Activists in the Gulf Coast Reconstruction Movement are demanding that the billions of dollars still destined to bail out the Wall Street speculators should instead be redirected to bail out the majority Black residents of the Gulf Coast. Today, in Orleans Parish, for example, only 56% of the hospitals, 43% of childcare centers, and 28.6% of the schools are open when compared to pre-Katrina levels.

Specifically, these activists are urging support for the Gulf Coast Civic Works Act (H.R. 4048). This bill is being put forward by a national group of Katrina movement organizers. It has been introduced in the House of Representatives by Rep. Zoe Lofgren of San Jose, Calif., and has been co-sponsored by 27 other members of Congress. Thus far it has not been introduced in the Senate.

The bill would create a Gulf Coast Recovery Authority tasked with the creation of 100,000 new prevailing-wage/living wage reconstruction jobs for hurricane survivors, including both current residents and displaced persons.

Black activists are also promoting widely the lawsuit filed on behalf of Black homeowners and hurricane survivors by the NAACP Legal Defense & Education Fund, the National Fair Housing Alliance and the Greater New Orleans Fair Housing Action Center.

An editorial by Glen Ford, editor of Black Agenda Report, explains the importance of this lawsuit.
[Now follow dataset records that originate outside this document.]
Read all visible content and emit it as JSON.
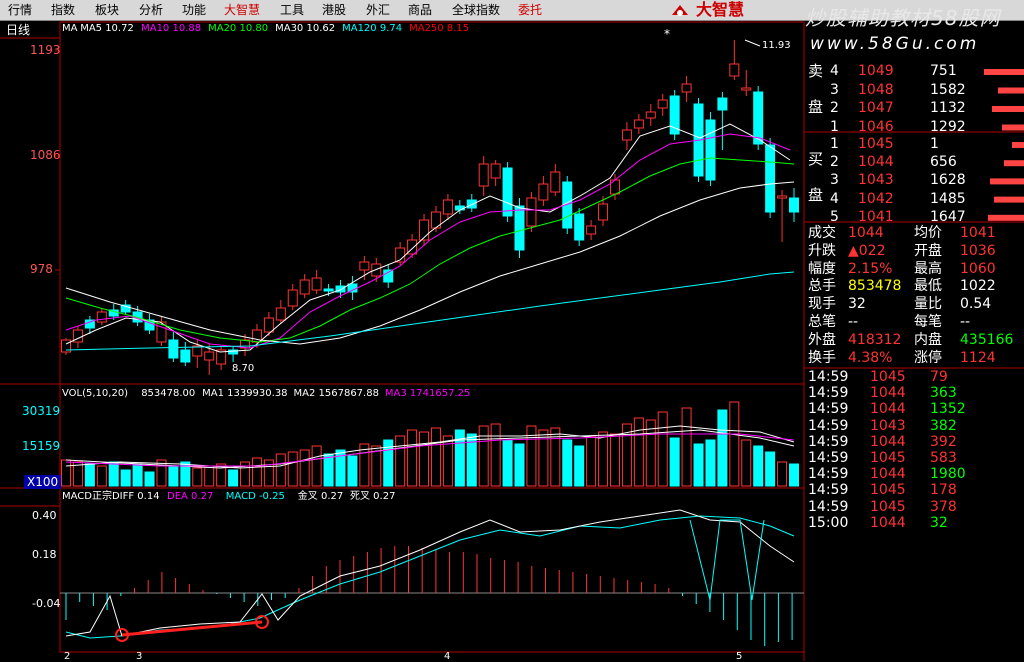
{
  "menubar": {
    "items": [
      "行情",
      "指数",
      "板块",
      "分析",
      "功能",
      "大智慧",
      "工具",
      "港股",
      "外汇",
      "商品",
      "全球指数",
      "委托"
    ],
    "red_items": [
      5,
      11
    ],
    "brand": "大智慧",
    "watermark": "炒股辅助教材58股网",
    "watermark_url": "www.58Gu.com"
  },
  "chart": {
    "period": "日线",
    "ma_legend": [
      {
        "text": "MA",
        "color": "#ffffff"
      },
      {
        "text": "MA5 10.72",
        "color": "#ffffff"
      },
      {
        "text": "MA10 10.88",
        "color": "#ff00ff"
      },
      {
        "text": "MA20 10.80",
        "color": "#00ff00"
      },
      {
        "text": "MA30 10.62",
        "color": "#ffffff"
      },
      {
        "text": "MA120 9.74",
        "color": "#00ffff"
      },
      {
        "text": "MA250 8.15",
        "color": "#ff0000"
      }
    ],
    "price_ticks": [
      "1193",
      "1086",
      "978"
    ],
    "high_label": "11.93",
    "low_label": "8.70",
    "vol_legend": [
      {
        "text": "VOL(5,10,20)",
        "color": "#ffffff"
      },
      {
        "text": "853478.00",
        "color": "#ffffff"
      },
      {
        "text": "MA1 1339930.38",
        "color": "#ffffff"
      },
      {
        "text": "MA2 1567867.88",
        "color": "#ffffff"
      },
      {
        "text": "MA3 1741657.25",
        "color": "#ff00ff"
      }
    ],
    "vol_ticks": [
      "30319",
      "15159",
      "X100"
    ],
    "macd_legend": [
      {
        "text": "MACD正宗DIFF 0.14",
        "color": "#ffffff"
      },
      {
        "text": "DEA 0.27",
        "color": "#ff00ff"
      },
      {
        "text": "MACD -0.25",
        "color": "#00ffff"
      },
      {
        "text": "金叉 0.27",
        "color": "#ffffff"
      },
      {
        "text": "死叉 0.27",
        "color": "#ffffff"
      }
    ],
    "macd_ticks": [
      "0.40",
      "0.18",
      "-0.04"
    ],
    "date_ticks": [
      "2",
      "3",
      "4",
      "5"
    ]
  },
  "orderbook": {
    "sell_label": [
      "卖",
      "盘"
    ],
    "buy_label": [
      "买",
      "盘"
    ],
    "sell": [
      {
        "lvl": "4",
        "price": "1049",
        "vol": "751"
      },
      {
        "lvl": "3",
        "price": "1048",
        "vol": "1582"
      },
      {
        "lvl": "2",
        "price": "1047",
        "vol": "1132"
      },
      {
        "lvl": "1",
        "price": "1046",
        "vol": "1292"
      }
    ],
    "buy": [
      {
        "lvl": "1",
        "price": "1045",
        "vol": "1"
      },
      {
        "lvl": "2",
        "price": "1044",
        "vol": "656"
      },
      {
        "lvl": "3",
        "price": "1043",
        "vol": "1628"
      },
      {
        "lvl": "4",
        "price": "1042",
        "vol": "1485"
      },
      {
        "lvl": "5",
        "price": "1041",
        "vol": "1647"
      }
    ]
  },
  "quote": [
    {
      "k1": "成交",
      "v1": "1044",
      "k2": "均价",
      "v2": "1041"
    },
    {
      "k1": "升跌",
      "v1": "▲022",
      "k2": "开盘",
      "v2": "1036"
    },
    {
      "k1": "幅度",
      "v1": "2.15%",
      "k2": "最高",
      "v2": "1060"
    },
    {
      "k1": "总手",
      "v1": "853478",
      "k2": "最低",
      "v2": "1022"
    },
    {
      "k1": "现手",
      "v1": "32",
      "k2": "量比",
      "v2": "0.54"
    },
    {
      "k1": "总笔",
      "v1": "--",
      "k2": "每笔",
      "v2": "--"
    },
    {
      "k1": "外盘",
      "v1": "418312",
      "k2": "内盘",
      "v2": "435166"
    },
    {
      "k1": "换手",
      "v1": "4.38%",
      "k2": "涨停",
      "v2": "1124"
    }
  ],
  "ticks": [
    {
      "time": "14:59",
      "price": "1045",
      "vol": "79",
      "dir": "up"
    },
    {
      "time": "14:59",
      "price": "1044",
      "vol": "363",
      "dir": "dn"
    },
    {
      "time": "14:59",
      "price": "1044",
      "vol": "1352",
      "dir": "dn"
    },
    {
      "time": "14:59",
      "price": "1043",
      "vol": "382",
      "dir": "dn"
    },
    {
      "time": "14:59",
      "price": "1044",
      "vol": "392",
      "dir": "up"
    },
    {
      "time": "14:59",
      "price": "1045",
      "vol": "583",
      "dir": "up"
    },
    {
      "time": "14:59",
      "price": "1044",
      "vol": "1980",
      "dir": "dn"
    },
    {
      "time": "14:59",
      "price": "1045",
      "vol": "178",
      "dir": "up"
    },
    {
      "time": "14:59",
      "price": "1045",
      "vol": "378",
      "dir": "up"
    },
    {
      "time": "15:00",
      "price": "1044",
      "vol": "32",
      "dir": "dn"
    }
  ],
  "colors": {
    "up": "#ff3333",
    "down": "#00ffff",
    "frame": "#b00000",
    "green": "#00ff00",
    "yellow": "#ffff00"
  }
}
Brother Ford writes, in part:

“Barack Obama’s domain will soon include the U.S. Department of Housing and Urban Development (HUD). HUD was recently sued by the NAACP Legal Defense and Educational Fund and a coalition of civil rights and fair housing groups on behalf of more than 20,000 African-American homeowners from New Orleans. Theirs is a classic case of institutional racism.

“HUD and the Louisiana Recovery Authority collaborated in administering the $10 billion Road Home program, designed to allow homeowners to rebuild after Hurricanes Katrina and Rita. Payments were based on either the cost of repairing or replacing the property, or the value of the property before the hurricane hit. And there lies the problem. Because of the legacy and ongoing reality of housing segregation, homes in Black areas are valued at less than identical structures in similar white areas. The 20,000 Black New Orleans plaintiffs charge that the federal and state governments have incorporated the race-based disparity in housing values into government policy. Plus, they say the compensation is woefully insufficient to replace what was lost to Katrina.

“Whites, whose homes are valued higher than Blacks, even when the houses are virtually identical, wind up being rewarded for housing segregation, while Blacks are penalized — again. …

“The New Orleans case goes to the heart of institutional racism, through which the past manifests itself in the present in clear and tangible ways. In this instance, the legacy of devalued Black neighborhoods (and devalued Black lives) is allowed to reproduce racial injustice in the present by shortchanging Black homeowners and making it less possible for them to rebuild their lives in New Orleans. Past evils become present injustices, the impact of which will affect the fortunes of future generations. …

“Correcting the racial wrong, in this case, will cost about a billion dollars. Let’s see what Obama thinks racial justice is worth — or if he can even recognize institutional racism when it stares him in the face.”

This is an open challenge to President Barack Obama from leading organizations in the Black community — that is, from those who were so pivotal to his election.